10 July 2013 News

Complex sanctions can hit business

As New York's finance regulator sets his sights on reinsurance firms that are allegedly breaking US laws in relation to Iran, there is a growing recognition of what a minefield this area is becoming for global reinsurers.

Benjamin Lawsky, superintendent of New York's Department of Financial Services, is seeking information from 20 non-US reinsurance firms. He says he has uncovered evidence of at least three non-US firms insuring shipments to Iran.

Such arrangements would contravene pending US laws against doing business with Iran. President Barack Obama in January signed an expanded sanctions law that bans any financial firm that does business in the US from providing services to companies that trade with Iran.

The issue of sanctions compliance has hit headlines several times this year already. The Indian government unveiled a plan to create a reinsurance pool that would cover imports of Iranian oil while Indian refineries Essar Oil and MRPL sought a legal opinion on the issue, which appeared to suggest reinsurers were not legally obliged to uphold European sanctions although most choose to do so anyway.
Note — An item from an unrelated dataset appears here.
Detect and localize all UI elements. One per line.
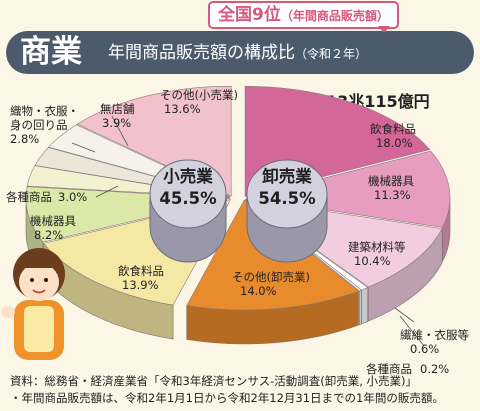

In a feature in the summer issue of Intelligent Insurer, Munich Re, the world’s biggest reinsurer which stresses that it has not received a letter from Lawsky, admitted that sanctions are having a growing impact on business. “It is quite obvious that there is an increasing use of sanctions in the EU and the US,” a spokesperson told Intelligent Insurer.

“This is evident from the increase in the dimensions of the EU rules: the EU regulation on Iran of December 2012 has about 120 pages. Just like any other company in the EU or in the US, Munich Re is becoming more affected by sanctions, and they have a considerable impact on our business.”

Others agree with this perspective. Lindsay McQuillian, a partner in the insurance and reinsurance practice at law firm Mayer Brown, says that it would be easy to assume that sanctions have not caused any significant problems as they are often associated with countries that are themselves problematic. But that is not always true.

“We’re being told that the sanctions relating to Iran have had a real impact on reinsurers because people were writing business with a nexus to that jurisdiction,” she says. “I am told by my clients that sanction restrictions have materially and detrimentally affected them. They now have to turn away business which they would previously have written as a consequence of sanctions that are in place.”